Wilkinson noted that Southern California gets fully half its water supply from local sources and aims to further reduce its dependence on aqueduct supplies. The City of Los Angeles, population four million, is planning to cut its allocations from northern reservoirs by half, he said. In light of this trend, Wilkinson asked, who’s going to pay for the governor’s $16 billion plan to build massive twin tunnels underneath the San Francisco Bay Delta, a project designed to move water more efficiently to the south?

“We’re shifting from centralized water projects to local supply options because of cost and reliability,” Wilkinson said. Treating wastewater and contaminated groundwater, he said, uses much less energy than removing salt from seawater or lifting aqueduct water 3,000 feet from the Delta to Los Angeles.

Agriculture uses 80 percent of California’s water supply. Over-pumping for farms has so depleted groundwater basins on the Central Valley that the land has sunk between 20 and 30 feet, a phenomenon called subsidence. In the Cuyama Valley, farmers are pumping well water that is 30,000 years old.

Low-value, water-intensive crops could be replaced with crops that use less water and yield greater profits, the panelists said. “There is going to have to be a discussion statewide about taking some land out of production,” Gleick said. “That’s the last thing farmers want to do.”

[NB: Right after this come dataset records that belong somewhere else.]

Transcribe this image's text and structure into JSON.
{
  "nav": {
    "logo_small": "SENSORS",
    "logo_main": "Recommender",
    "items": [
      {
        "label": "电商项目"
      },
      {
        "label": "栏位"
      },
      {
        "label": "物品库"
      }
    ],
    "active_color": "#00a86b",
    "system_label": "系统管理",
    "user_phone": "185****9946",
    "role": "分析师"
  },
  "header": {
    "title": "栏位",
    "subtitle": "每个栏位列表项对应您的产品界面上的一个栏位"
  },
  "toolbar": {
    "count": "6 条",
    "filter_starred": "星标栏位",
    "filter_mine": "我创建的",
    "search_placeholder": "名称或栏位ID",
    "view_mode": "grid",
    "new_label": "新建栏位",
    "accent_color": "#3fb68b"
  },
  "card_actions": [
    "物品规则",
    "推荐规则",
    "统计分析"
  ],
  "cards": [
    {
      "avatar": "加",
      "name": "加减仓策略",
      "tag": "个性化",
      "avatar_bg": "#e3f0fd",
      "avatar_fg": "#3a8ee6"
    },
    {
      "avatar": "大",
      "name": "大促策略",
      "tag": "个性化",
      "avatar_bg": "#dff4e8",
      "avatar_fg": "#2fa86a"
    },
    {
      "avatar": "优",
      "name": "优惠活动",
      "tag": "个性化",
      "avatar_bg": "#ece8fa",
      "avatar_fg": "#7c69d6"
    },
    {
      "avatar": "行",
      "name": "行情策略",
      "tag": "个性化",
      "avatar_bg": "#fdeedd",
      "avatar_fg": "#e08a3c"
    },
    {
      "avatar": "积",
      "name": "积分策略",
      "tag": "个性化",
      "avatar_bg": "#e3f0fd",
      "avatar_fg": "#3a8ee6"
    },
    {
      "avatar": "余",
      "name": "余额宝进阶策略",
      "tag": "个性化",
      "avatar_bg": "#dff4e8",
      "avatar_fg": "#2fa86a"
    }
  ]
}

Gleick described the “First Age of Water” as the period from ancient Mesopotamia to the Renaissance that saw the construction of the first aqueducts. During the “Second Age of Water,” he said, empires realized they were losing control of their water sources to pollution and disease. The Second Age flowered in the 20th century, Gleick said, with the construction of massive dams, water treatment plants, irrigation systems, and aqueducts hundreds of miles long.

“The future will not be like the past because of climate change,” he said. “Water is no longer an engineering problem. It’s a food problem …We use a lot less water for everything than we did 30 years ago. This is an indication we’re on the path to the new way.”

Sunday’s panel, moderated by Adam Nagourney, Los Angeles bureau chief of the New York Times, is the first in a series to be organized by Pacific Standard. The magazine is published by the Miller-McCune Center for Research, Media, and Public Policy, founded by Sara Miller McCune, the Santa Barbara philanthropist and publisher of academic journals.